American Foreign Policy: A Review, Part II

American Foreign Policy: A Review, Part II

Last week, in Part I of this study, we examined the four imperatives of American policy with an elaboration of each one. This week, we will discuss why each is important. We will examine why there has been a “drift” in American foreign policy since the end of the Cold War. This drift has now reached a critical point as the U.S. appears to be backing away from its postwar trade policies and the geopolitical imperatives that avoided WWIII. As always, we will conclude with the impact on financial and commodity markets.

The Importance of the Imperatives

To review, the U.S. had four geopolitical imperatives after WWII. They were:

1. Deal with the Soviet Union, in particular, and the threat of global communism, in general
2. Maintain peace in Europe
3. Maintain stability in the Middle East
4. Maintain peace in the Far East

All four of these imperatives were critical to maintaining global peace. Preventing the expansion of communism was “job one,” but removing the “German problem” from Europe was also very important as was keeping tensions manageable between China and Japan. Although it was difficult to justify supporting authoritarian regimes in the Middle East on moral or ethical grounds, it was necessary to maintain stability. Essentially, American foreign policy was designed to contain communism and freeze three potential conflict zones in Europe, Asia and the Middle East.

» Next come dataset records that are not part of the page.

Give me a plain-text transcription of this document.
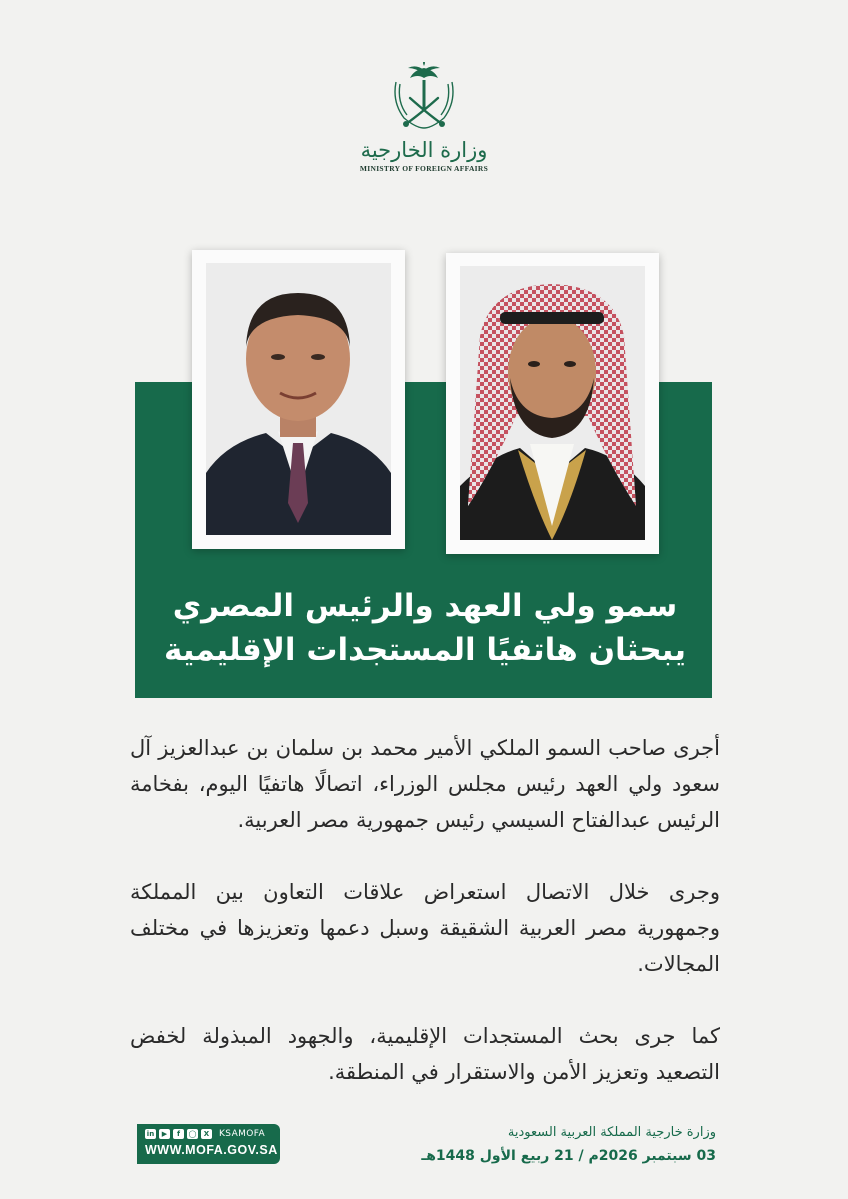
وزارة الخارجية
MINISTRY OF FOREIGN AFFAIRS
سمو ولي العهد والرئيس المصري
يبحثان هاتفيًا المستجدات الإقليمية

أجرى صاحب السمو الملكي الأمير محمد بن سلمان بن عبدالعزيز آل سعود ولي العهد رئيس مجلس الوزراء، اتصالًا هاتفيًا اليوم، بفخامة الرئيس عبدالفتاح السيسي رئيس جمهورية مصر العربية.

وجرى خلال الاتصال استعراض علاقات التعاون بين المملكة وجمهورية مصر العربية الشقيقة وسبل دعمها وتعزيزها في مختلف المجالات.

كما جرى بحث المستجدات الإقليمية، والجهود المبذولة لخفض التصعيد وتعزيز الأمن والاستقرار في المنطقة.

in	▶	f	◯	X	KSAMOFA
WWW.MOFA.GOV.SA
وزارة خارجية المملكة العربية السعودية
03 سبتمبر 2026م / 21 ربيع الأول 1448هـ
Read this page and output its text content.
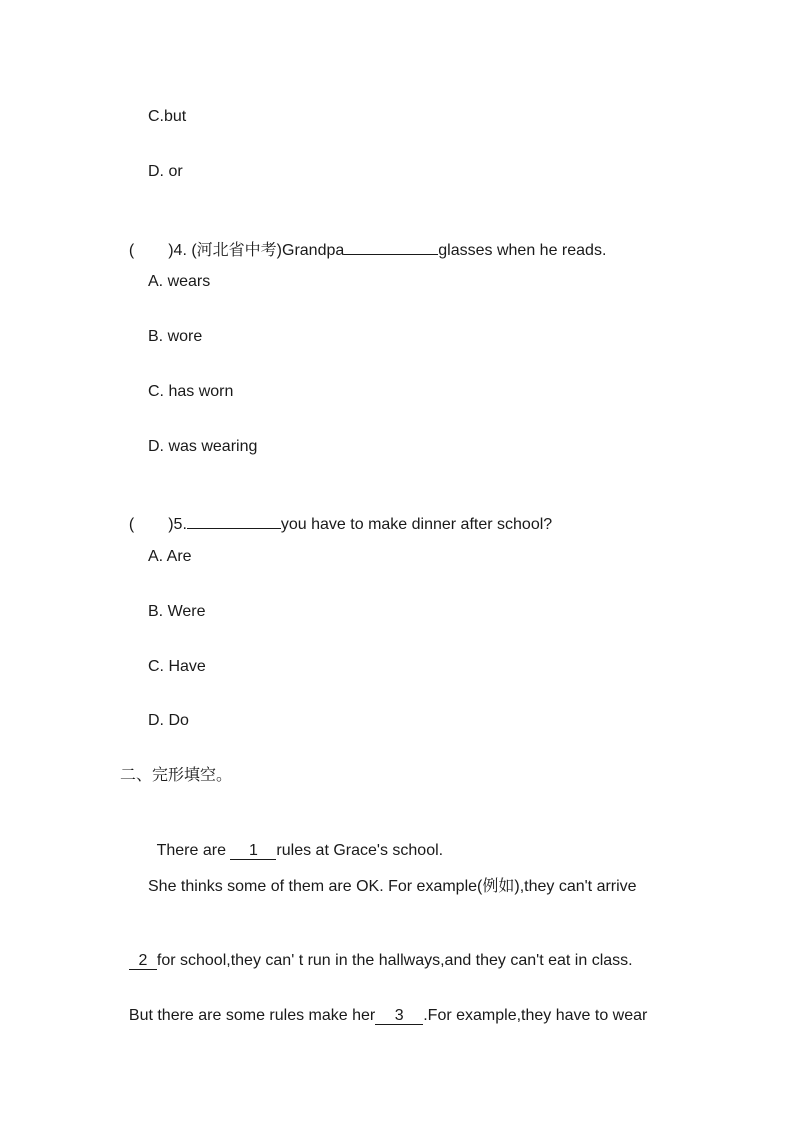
C.but
D. or

( )4. (河北省中考)Grandpa	glasses when he reads.

A. wears
B. wore
C. has worn
D. was wearing

( )5.	you have to make dinner after school?

A. Are
B. Were
C. Have
D. Do
二、完形填空。

There are 1 rules at Grace's school.

She thinks some of them are OK. For example(例如),they can't arrive

2 for school,they can' t run in the hallways,and they can't eat in class.

But there are some rules make her 3 .For example,they have to wear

All of these imperatives require sacrifice. To bind Europe and Asia to the U.S., open (rather than free) trade was embraced; both Germany and Japan established economic policies that were the mirror image of American policy. These recovering nations suppressed consumption and maintained undervalued exchange rates in order to create trade surpluses that the U.S. absorbed. It allowed both nations to recover from the devastation of WWII, remain in the free world and become economic powers in their own right. Other nations followed this policy mix with positive results. A series of nations around the world adopted similar policies that allowed them to develop using the reliable demand from the American consumer.

Until the 1970s, the U.S. economy was proportionally large enough to absorb these imports with little impact on employment. However, as the size of the U.S. economy has shrunk relative to the rest of the free world, employment began to be adversely affected. To some extent, the U.S. was a victim of its own success.

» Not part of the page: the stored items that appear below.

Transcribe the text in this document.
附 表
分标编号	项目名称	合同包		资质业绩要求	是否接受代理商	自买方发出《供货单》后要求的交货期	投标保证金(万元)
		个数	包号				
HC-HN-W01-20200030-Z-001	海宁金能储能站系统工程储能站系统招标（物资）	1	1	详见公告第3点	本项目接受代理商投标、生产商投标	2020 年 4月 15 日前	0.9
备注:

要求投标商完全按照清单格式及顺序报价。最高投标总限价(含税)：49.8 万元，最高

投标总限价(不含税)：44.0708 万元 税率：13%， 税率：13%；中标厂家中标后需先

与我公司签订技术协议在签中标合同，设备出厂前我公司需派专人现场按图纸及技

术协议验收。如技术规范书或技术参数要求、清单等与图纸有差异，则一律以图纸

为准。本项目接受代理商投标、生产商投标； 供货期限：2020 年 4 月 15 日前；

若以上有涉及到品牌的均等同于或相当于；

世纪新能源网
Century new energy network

The supply-side policies of the Thatcher/Reagan revolution led to increased globalization, outsourcing and the rapid introduction of disruptive technology. These policies were remarkably successful in reducing inflation from 1965 through the 1980s. However, this drop in inflation came at the cost of increasing U.S. income inequality. In order to maintain enough spending to fulfill the reserve currency role in the face of falling incomes, the U.S. deregulated its financial system and supported debt accumulation.

This chart shows the level of consumption that could be funded by worker compensation (lower line) and the household debt/GDP ratio. Until the early 1980s, compensation would fund 90% to 95% of household consumption. Since then, the ratio has steadily declined, now only funding about 78% of consumption. The rest is funded by transfer payments and debt (the debt statistic shown on the upper line). Household debt to GDP almost reached 100% at its peak; deleveraging since the financial crisis has reduced this ratio to 78.4%. Although there is no “magic ratio” of debt/GDP that completely signals sustainability, we estimate that a ratio around 60% is probably maintainable at normal interest rates.

The security requirements of the four imperatives were also costly. The next chart shows U.S. defense spending as a percentage of GDP. Prior to the Cold War, defense spending tended to track wars; during wars, the U.S. would mobilize its military and demobilize once the conflict ended. During the Cold War, spending remained permanently elevated to meet the aforementioned imperatives.

The reserve currency role and military spending represented global public goods supplied by the U.S. economy. There are benefits Americans receive from these factors, such as the fact that the U.S. can run trade deficits with little fear of currency problems due to the natural demand for dollars that comes from the reserve currency role. However, it does endanger industries that compete globally and leads to higher U.S. unemployment as industries find themselves facing withering foreign competition.